May 30, 2002
Newfoundland and Ireland

Damian Penny of Daimnation! has an interesting post on possibilities for economic development in the Maritime provinces. One passage particularly caught my eye:

As Ireland and much of the Southern U.S. have proven, it is possible for historically poor, underdeveloped areas to break out of their rut and develop proserous economies. They've done it largely through favorable tax regimes which attract investment; high spending on education, to improve the skills of the local workforce; and, above all, shaking off the fatalistic attitude that they'll be poor forever.

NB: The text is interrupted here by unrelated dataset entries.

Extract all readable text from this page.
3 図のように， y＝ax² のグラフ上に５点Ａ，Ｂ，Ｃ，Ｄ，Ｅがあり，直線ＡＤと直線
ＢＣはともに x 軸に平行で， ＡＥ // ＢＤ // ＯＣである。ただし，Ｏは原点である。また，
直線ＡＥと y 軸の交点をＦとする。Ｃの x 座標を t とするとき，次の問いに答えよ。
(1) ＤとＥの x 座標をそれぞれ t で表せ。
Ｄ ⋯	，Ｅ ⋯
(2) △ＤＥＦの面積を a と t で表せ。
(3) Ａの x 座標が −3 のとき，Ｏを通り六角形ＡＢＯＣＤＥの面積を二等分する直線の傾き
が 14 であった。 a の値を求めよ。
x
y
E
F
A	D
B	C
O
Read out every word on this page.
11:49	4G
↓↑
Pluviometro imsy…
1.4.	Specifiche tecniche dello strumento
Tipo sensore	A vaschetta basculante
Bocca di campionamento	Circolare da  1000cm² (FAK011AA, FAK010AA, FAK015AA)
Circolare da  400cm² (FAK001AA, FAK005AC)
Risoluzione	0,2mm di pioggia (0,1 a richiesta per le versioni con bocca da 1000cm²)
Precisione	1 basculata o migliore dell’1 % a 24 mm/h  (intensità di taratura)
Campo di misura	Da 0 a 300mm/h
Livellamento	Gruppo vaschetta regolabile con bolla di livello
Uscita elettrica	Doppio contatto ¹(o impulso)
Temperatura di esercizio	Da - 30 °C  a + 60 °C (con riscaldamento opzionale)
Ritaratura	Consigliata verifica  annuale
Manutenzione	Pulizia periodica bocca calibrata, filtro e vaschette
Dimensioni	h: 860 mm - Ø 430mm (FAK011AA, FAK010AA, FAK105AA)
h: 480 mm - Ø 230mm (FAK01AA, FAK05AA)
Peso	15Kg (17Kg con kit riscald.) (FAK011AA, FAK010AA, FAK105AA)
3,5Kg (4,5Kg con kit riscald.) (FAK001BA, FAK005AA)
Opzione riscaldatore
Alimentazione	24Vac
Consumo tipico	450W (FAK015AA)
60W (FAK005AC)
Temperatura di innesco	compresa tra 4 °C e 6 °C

I think the (possible) parallels between Newfoundland and Ireland are particularly striking. They are almost mirror images in many ways, though these ways do not (yet) include economic development. Ireland took advantage of several factors to attract lots of American and other companies:

  1. High unemployment: lots of people eager for jobs.
  2. Advantageous exchange rates. Most foreign currencies went a long way in Ireland, and still do in Canada.
  3. Low population density. There is plenty of room for inexpensive electronics factories not too far from the international airport.
  4. A population that is English-speaking and near-100% literate, with a large percentage of the population much more than just barely literate. (There are some monoglot Francophones on this side of the Atlantic, but there are a few monoglot Gaelic-speakers over there, and I imagine French is less of a barrier to international trade than Gaelic.)
  5. Convenient locations on the main transAtlantic trade route. Lots of planes stopped in Dublin even when the place was an economic basket case, so building up trade was easier than most places. The same is true for the Atlantic provinces: the trick is to convince people to stick around for more than just refueling.

Of course, lots of places have the first three, it's numbers 4 and 5 that put Ireland (and could put Newfoundland) ahead of Cameroon and Estonia and Paraguay.

As I recall -- and Penny seems to agree, at least partially --, all Ireland had to do was cut taxes and regulations, and the foreign high-tech corporations started pouring in. It seems to me that Newfoundland is the Western Hemisphere's Ireland, and fulfills all five of the conditions listed. So why can't a similar takeoff be arranged?

I'm guessing that it's because of the one big difference: Ireland is an independent country and controls its own tax rates (though the EU is trying to change that). I suppose Newfoundland could cut provincial taxes and regulations, but there would still (wouldn't there?) be ridiculously oppressive national ones to worry about.